Essentially you have turned your phone into a broadband connected desktop computer. If you have bought theater tickets on your desktop computer, or logged onto your bank account to pay bills, or searched a reservation service to get a hotel or flight, then your phone will be able to do that too on a 3G network.
It’s a $50 billion gamble by the telecommunications industry, but one with a good chance of success. The Financial Times of London has a special report on 3G that you might want to look.
The first 3G network to launch in the United States was Verizon Wireless’s Evolution-Data Optimized (EV-DO) Las Vegas network in January 2004, with roll out by August to Washington DC and San Diego, CA.
Verizon Wireless’s network is rated at up to 500 Kbps maximum throughput for connected users and costs users an additional $30 per month in fees. Other companies are also bringing 3G networks online in 2004, including both Sprint and AT&T.
To use a 3G network you need to either put a 3G-capable wireless card in your laptop or buy a 3G network–capable phone. Although a 2G phone can use a 3G network, it will be unable to achieve the desired throughput rates that this technology promises. Those cards give you data access, but not voice access on your laptop.
A 3G-capable phone may list that support on a label in the back of the phone.
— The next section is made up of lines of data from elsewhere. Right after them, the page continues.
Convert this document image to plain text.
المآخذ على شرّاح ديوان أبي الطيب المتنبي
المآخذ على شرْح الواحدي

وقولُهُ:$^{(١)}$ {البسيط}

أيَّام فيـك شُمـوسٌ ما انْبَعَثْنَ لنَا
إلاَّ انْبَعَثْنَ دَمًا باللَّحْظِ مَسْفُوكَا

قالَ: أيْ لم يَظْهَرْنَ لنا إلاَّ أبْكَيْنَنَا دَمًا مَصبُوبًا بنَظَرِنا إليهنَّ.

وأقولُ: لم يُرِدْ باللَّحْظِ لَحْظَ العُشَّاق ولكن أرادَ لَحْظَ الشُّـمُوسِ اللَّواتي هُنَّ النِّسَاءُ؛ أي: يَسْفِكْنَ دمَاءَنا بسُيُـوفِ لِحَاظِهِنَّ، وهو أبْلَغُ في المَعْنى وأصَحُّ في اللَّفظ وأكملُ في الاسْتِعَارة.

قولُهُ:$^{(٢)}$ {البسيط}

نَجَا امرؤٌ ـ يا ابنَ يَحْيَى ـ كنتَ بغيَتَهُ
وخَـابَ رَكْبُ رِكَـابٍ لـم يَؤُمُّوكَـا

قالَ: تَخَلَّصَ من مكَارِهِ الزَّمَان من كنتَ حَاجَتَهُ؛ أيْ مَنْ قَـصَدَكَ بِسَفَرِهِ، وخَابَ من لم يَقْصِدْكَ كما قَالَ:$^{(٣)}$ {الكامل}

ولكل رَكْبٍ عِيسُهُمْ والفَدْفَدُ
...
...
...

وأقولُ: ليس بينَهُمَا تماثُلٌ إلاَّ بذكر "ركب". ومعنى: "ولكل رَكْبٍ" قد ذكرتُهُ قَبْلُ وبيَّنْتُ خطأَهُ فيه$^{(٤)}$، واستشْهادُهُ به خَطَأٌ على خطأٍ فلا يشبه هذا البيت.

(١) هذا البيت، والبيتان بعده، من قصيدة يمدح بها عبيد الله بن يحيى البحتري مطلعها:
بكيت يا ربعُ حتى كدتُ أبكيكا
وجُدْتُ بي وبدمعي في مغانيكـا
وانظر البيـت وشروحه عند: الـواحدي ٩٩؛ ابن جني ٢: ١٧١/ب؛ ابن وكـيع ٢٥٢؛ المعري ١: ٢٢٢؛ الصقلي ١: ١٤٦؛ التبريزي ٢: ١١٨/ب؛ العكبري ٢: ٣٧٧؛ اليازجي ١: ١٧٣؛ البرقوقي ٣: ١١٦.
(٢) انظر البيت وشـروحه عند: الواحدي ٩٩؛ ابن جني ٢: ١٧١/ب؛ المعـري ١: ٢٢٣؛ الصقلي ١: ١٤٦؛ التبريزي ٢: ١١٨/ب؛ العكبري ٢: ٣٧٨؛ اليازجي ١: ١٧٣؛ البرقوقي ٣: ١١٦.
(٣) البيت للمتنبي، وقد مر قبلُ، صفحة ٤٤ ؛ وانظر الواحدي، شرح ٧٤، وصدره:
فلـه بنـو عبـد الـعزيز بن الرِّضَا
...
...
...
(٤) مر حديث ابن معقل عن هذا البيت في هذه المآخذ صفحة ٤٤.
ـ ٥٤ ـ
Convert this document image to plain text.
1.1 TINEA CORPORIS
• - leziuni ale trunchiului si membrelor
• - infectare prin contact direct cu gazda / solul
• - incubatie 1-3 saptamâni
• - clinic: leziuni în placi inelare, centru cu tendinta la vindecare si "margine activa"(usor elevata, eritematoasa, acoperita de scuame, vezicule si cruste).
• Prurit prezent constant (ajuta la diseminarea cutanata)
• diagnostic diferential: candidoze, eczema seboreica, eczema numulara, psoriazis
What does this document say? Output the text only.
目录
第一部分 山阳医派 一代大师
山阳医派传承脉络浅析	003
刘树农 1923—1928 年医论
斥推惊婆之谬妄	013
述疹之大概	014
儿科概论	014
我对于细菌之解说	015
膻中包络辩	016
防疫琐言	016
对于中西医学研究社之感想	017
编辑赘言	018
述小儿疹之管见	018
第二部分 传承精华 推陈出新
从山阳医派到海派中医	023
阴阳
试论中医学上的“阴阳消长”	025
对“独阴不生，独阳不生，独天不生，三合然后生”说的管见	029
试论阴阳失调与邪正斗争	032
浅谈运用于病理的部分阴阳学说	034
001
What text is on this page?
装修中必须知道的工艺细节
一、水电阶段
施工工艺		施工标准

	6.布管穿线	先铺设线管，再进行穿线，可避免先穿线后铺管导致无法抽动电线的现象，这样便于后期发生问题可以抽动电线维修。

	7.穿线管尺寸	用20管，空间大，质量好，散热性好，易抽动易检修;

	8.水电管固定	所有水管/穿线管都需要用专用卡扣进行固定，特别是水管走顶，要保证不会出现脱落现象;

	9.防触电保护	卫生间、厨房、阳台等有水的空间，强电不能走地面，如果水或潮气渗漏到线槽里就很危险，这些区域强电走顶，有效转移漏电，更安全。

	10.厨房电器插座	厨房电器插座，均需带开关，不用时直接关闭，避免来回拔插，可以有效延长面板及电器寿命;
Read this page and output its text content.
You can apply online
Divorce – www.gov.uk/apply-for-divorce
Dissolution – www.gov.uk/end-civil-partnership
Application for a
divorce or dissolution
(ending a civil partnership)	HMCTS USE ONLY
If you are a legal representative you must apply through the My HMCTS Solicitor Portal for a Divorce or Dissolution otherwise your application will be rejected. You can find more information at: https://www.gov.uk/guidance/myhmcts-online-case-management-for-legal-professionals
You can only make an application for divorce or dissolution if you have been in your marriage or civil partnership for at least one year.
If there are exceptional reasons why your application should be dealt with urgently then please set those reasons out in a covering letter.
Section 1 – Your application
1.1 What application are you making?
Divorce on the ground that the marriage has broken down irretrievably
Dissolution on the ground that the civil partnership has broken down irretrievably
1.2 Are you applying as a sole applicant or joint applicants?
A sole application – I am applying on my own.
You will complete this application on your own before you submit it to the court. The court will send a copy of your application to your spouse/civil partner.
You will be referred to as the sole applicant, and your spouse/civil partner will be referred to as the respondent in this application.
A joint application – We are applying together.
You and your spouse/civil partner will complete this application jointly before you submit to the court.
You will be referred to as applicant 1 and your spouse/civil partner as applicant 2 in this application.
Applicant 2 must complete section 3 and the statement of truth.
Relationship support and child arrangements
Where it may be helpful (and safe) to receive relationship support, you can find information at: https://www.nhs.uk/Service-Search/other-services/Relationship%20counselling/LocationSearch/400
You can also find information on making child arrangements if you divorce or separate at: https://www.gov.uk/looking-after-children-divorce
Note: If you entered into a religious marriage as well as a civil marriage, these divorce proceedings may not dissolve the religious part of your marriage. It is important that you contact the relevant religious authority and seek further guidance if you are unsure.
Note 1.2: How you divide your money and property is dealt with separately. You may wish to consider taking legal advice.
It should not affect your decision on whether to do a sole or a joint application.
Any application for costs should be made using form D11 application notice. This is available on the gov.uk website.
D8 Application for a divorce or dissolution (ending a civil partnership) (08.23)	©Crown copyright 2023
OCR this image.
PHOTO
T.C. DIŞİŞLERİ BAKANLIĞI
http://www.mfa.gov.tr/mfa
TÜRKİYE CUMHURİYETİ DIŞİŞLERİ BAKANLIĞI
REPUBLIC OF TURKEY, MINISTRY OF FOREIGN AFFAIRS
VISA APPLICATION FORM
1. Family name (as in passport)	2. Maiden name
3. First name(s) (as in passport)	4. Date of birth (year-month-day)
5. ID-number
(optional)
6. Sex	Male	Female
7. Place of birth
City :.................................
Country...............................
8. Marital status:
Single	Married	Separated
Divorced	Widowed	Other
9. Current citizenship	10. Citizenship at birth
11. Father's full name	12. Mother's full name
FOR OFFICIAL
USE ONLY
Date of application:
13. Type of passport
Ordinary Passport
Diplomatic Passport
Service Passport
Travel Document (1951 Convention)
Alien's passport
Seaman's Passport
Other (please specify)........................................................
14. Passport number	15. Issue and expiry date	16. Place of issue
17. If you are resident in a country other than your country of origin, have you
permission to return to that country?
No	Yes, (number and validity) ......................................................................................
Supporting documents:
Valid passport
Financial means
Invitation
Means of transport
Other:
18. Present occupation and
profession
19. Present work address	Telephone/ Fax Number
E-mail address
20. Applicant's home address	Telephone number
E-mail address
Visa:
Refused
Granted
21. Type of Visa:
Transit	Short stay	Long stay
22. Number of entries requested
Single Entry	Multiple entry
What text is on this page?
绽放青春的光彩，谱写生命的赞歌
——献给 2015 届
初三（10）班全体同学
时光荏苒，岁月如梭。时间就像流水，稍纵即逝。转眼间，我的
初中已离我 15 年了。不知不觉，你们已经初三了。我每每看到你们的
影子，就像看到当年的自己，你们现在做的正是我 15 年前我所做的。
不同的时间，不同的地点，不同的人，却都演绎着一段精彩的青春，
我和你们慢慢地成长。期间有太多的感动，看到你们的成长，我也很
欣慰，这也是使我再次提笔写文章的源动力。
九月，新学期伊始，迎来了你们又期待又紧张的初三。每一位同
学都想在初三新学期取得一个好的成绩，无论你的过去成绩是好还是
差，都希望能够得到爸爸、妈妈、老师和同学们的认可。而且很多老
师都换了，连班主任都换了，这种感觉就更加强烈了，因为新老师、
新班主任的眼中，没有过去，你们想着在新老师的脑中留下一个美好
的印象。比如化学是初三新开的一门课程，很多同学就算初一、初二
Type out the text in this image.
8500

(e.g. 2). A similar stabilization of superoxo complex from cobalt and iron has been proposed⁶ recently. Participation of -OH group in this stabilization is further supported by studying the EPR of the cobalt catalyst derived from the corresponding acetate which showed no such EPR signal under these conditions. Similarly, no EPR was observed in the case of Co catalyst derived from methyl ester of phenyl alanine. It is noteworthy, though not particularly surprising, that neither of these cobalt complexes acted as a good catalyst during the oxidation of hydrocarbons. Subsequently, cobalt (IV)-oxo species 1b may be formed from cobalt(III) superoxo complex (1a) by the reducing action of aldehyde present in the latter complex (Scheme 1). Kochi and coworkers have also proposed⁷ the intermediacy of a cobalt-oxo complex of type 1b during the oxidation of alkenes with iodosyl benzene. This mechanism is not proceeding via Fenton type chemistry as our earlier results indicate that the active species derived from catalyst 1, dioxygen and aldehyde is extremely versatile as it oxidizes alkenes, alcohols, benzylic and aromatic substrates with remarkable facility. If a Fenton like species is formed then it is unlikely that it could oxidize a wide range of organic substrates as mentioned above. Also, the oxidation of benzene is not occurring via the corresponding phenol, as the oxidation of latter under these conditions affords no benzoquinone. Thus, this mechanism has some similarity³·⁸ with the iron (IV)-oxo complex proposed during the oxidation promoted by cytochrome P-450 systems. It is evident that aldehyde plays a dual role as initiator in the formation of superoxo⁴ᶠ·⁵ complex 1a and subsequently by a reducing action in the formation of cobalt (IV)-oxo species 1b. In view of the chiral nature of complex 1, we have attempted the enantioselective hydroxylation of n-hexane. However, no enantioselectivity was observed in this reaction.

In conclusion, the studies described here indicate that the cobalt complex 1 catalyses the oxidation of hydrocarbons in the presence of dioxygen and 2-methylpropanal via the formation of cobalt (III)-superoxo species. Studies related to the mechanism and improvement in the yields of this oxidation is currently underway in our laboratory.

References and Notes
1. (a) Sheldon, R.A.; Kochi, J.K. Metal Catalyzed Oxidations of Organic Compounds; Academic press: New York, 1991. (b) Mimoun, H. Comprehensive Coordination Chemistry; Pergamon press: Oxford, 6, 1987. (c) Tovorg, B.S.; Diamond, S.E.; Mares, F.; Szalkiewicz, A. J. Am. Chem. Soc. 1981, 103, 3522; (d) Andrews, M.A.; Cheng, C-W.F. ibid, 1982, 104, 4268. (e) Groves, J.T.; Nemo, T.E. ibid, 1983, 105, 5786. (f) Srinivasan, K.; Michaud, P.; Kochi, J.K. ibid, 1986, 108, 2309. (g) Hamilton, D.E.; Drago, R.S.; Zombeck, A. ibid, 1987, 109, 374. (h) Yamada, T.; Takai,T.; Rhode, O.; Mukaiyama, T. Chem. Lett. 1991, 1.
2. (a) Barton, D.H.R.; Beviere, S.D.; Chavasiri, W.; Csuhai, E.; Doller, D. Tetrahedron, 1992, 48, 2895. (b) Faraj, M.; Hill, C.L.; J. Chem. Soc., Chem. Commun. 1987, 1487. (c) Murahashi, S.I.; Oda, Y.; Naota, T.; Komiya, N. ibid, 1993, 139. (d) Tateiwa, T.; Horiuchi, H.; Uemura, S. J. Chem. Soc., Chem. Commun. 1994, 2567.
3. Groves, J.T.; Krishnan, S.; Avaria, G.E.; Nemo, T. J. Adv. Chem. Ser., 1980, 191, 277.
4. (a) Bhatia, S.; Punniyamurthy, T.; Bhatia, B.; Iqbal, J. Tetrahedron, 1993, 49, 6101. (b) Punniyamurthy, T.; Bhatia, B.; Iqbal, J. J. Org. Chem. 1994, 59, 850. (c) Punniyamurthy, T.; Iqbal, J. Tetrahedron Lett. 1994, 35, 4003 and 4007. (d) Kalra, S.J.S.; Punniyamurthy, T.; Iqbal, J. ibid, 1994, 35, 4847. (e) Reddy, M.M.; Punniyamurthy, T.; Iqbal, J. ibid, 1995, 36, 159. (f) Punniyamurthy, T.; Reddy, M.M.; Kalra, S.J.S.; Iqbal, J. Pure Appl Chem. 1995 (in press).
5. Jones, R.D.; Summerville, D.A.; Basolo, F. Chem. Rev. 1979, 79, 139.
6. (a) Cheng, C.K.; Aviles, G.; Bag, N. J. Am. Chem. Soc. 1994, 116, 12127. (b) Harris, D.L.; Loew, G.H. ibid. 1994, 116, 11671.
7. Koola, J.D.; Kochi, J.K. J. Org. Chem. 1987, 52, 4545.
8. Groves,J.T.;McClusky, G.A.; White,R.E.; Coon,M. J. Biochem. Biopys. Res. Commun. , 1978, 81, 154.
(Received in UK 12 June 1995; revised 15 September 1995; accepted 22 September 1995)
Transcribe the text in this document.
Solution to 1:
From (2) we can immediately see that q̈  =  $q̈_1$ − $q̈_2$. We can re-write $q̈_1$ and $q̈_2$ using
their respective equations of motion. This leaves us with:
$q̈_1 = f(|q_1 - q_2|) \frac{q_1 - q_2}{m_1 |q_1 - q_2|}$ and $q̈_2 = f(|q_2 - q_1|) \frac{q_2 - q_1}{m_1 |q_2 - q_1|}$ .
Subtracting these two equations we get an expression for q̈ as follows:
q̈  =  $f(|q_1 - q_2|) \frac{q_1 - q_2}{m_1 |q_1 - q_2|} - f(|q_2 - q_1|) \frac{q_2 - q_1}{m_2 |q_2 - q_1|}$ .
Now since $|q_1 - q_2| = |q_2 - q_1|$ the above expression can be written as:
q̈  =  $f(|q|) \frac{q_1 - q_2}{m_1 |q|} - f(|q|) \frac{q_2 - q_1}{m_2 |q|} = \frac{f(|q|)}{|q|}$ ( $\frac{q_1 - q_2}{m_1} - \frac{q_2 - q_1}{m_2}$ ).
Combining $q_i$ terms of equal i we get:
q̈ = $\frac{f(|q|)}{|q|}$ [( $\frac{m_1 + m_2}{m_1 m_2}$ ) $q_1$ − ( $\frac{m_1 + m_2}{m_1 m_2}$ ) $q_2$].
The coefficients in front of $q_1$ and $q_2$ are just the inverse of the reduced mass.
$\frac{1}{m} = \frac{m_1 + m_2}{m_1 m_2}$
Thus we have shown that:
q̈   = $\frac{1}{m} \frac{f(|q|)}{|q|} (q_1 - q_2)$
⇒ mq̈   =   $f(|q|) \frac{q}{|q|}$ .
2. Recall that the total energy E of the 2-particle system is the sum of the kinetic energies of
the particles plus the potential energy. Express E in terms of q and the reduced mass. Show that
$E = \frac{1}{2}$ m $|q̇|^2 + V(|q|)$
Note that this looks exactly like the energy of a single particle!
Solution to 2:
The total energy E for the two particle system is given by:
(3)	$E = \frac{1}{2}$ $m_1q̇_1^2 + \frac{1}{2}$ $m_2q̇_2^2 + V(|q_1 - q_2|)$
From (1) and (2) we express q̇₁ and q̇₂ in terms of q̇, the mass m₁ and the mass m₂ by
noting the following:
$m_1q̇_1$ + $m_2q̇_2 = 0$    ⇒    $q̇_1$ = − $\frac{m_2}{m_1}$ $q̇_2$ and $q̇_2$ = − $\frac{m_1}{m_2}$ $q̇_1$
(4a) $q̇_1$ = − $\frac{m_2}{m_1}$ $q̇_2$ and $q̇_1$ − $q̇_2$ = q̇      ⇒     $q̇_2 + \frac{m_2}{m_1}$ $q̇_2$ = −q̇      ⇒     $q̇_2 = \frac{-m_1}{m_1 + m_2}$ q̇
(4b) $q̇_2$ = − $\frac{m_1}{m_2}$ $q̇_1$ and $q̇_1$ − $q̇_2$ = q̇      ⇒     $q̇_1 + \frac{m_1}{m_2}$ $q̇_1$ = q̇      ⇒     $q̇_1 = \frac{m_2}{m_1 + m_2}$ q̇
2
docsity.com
If you see something like Qualcomm 3G CDMA, then it may be compatible with 3G networks, but not necessarily.
Sprint, for example, isn’t compatible with the Sanyo SCP-4700, which is supposed to be 3G-capable, but the Sanyo 5150, Sprint TP5250, and Kyocera 2235 or 2255 are compatible.
The upshot of all of this is that if you intend to use a particular company’s 3G network, you need to check the compatibility of your intended phone before purchasing the service.